Zur Internationalen Tourismus-Börse (ITB) in Berlin schöpfen aber viele Online-Reisebüros, die seit Jahren mehr schlecht als recht wirtschaften, neue Hoffnung. Gleich mehrere neue Anbieter kommen auf den Markt. Alle großen Reisekonzerne bauen ihre Online-Angebot aus.

„Auf diesem Markt wird in noch einiges passieren“

Die vom Reisekonzern TUI mitgegründete neue Marke Touropa versucht sich als erster reiner virtueller Veranstalter: Nach Kundenvorgaben werden Reisen kurzfristig zusammengestellt und per Internet, Call-Center und TV verkauft. Anders als bei vielen Online-Reisebüros übernimmt Touropa wie ein klassischer Veranstalter die Garantie für die komplette Reise.

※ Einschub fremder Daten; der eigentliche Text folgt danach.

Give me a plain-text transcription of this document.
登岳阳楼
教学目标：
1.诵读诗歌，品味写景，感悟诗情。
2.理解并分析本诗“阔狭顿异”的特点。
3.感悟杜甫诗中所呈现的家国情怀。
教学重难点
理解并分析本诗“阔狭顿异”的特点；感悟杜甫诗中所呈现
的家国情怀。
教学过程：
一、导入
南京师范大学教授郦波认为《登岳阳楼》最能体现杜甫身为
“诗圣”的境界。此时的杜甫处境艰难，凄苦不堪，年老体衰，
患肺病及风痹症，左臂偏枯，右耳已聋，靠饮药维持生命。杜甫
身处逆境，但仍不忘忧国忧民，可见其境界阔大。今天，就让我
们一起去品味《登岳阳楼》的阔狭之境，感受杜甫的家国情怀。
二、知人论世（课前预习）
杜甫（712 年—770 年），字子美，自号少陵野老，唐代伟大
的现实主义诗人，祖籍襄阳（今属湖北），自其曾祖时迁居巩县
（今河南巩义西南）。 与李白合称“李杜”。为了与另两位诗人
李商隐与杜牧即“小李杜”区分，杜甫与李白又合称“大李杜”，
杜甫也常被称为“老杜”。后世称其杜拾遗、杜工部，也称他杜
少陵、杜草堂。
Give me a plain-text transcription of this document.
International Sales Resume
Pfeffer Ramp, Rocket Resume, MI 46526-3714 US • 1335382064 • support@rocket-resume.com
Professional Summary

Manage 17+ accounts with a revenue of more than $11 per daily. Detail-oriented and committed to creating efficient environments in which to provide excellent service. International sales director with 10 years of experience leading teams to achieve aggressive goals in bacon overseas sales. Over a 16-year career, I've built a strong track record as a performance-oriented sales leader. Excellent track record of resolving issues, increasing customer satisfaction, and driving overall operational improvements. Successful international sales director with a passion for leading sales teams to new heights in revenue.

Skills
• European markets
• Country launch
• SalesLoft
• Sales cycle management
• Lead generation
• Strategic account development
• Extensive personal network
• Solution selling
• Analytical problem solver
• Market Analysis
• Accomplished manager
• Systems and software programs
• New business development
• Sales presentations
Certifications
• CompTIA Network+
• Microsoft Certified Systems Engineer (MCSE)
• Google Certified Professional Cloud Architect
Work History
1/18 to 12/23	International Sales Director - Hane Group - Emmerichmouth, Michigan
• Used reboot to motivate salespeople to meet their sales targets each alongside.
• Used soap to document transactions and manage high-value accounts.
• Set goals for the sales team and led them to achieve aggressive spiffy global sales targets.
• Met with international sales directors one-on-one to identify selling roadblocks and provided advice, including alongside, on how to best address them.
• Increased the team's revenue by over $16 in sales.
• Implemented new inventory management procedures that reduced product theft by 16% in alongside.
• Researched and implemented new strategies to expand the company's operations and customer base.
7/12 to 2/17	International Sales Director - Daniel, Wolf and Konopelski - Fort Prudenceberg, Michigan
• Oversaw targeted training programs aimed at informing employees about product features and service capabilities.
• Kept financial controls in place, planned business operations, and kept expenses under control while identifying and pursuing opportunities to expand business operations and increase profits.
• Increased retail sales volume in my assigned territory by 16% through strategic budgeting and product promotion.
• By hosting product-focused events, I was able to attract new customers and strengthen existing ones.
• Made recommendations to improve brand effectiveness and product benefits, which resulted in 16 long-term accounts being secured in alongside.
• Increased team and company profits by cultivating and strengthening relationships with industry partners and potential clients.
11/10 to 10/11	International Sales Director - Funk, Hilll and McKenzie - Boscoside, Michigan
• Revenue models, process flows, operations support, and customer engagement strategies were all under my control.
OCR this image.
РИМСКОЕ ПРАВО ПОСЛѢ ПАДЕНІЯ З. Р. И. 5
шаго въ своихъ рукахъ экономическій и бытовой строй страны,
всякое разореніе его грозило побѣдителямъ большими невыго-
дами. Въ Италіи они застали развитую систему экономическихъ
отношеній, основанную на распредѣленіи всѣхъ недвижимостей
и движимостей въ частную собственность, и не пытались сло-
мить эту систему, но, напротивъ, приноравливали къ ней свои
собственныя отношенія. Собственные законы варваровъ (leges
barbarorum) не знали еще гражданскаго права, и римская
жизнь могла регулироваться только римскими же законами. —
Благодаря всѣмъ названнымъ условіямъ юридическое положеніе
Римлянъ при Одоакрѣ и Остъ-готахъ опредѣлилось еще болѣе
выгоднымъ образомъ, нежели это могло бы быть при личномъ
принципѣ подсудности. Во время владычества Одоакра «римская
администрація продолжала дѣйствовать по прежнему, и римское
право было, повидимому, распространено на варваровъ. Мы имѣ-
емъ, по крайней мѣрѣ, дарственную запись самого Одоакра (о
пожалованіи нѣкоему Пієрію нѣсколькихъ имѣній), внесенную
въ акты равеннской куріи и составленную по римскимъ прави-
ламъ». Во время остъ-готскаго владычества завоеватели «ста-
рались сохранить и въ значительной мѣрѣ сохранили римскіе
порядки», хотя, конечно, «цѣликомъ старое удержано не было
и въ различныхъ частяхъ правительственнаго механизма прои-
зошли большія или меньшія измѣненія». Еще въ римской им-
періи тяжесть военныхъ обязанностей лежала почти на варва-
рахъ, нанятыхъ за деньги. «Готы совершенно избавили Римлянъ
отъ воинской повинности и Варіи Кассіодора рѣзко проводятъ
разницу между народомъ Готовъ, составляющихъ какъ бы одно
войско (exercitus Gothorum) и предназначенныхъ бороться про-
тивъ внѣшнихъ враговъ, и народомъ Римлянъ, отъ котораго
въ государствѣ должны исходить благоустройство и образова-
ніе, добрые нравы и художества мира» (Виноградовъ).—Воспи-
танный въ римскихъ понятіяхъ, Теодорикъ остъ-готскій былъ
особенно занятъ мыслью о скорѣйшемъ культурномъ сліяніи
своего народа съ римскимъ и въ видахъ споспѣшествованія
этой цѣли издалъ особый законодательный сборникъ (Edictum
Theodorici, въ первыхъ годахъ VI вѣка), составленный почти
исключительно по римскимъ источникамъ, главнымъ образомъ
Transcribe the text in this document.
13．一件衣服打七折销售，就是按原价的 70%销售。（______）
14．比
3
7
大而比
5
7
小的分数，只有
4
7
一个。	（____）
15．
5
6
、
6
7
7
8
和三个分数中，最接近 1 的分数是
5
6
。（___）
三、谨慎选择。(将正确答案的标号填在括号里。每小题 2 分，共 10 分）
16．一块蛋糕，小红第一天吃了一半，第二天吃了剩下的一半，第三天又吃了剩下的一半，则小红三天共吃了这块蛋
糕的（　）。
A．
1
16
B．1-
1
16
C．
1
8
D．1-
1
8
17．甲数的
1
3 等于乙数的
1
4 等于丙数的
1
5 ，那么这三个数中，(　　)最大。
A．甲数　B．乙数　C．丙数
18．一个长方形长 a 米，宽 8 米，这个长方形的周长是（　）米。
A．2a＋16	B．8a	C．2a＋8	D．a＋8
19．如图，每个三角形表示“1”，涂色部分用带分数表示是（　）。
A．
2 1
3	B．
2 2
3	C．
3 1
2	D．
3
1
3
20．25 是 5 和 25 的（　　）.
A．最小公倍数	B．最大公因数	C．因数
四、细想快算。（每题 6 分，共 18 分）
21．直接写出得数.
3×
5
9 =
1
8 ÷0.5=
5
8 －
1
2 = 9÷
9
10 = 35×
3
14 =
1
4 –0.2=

„Die großen Reisekonzerne haben sich lange Zeit im Internet zurückgehalten. Doch in den vergangenen zwei Jahren haben sie erkannt, daß das zunehmend wichtiger wird“, sagt Dominik Rossmann, Chef der Münchener Web-Forschungsgruppe Ulysses. „Und auf diesem Markt wird in nächster Zeit noch einiges passieren.“ Mit enormem Werbeaufwand will sich zur ITB auch das neue Reiseportal „weg.de“ plazieren. Einige Anbieter dürften aufgrund wachsender Konkurrenz nicht überleben.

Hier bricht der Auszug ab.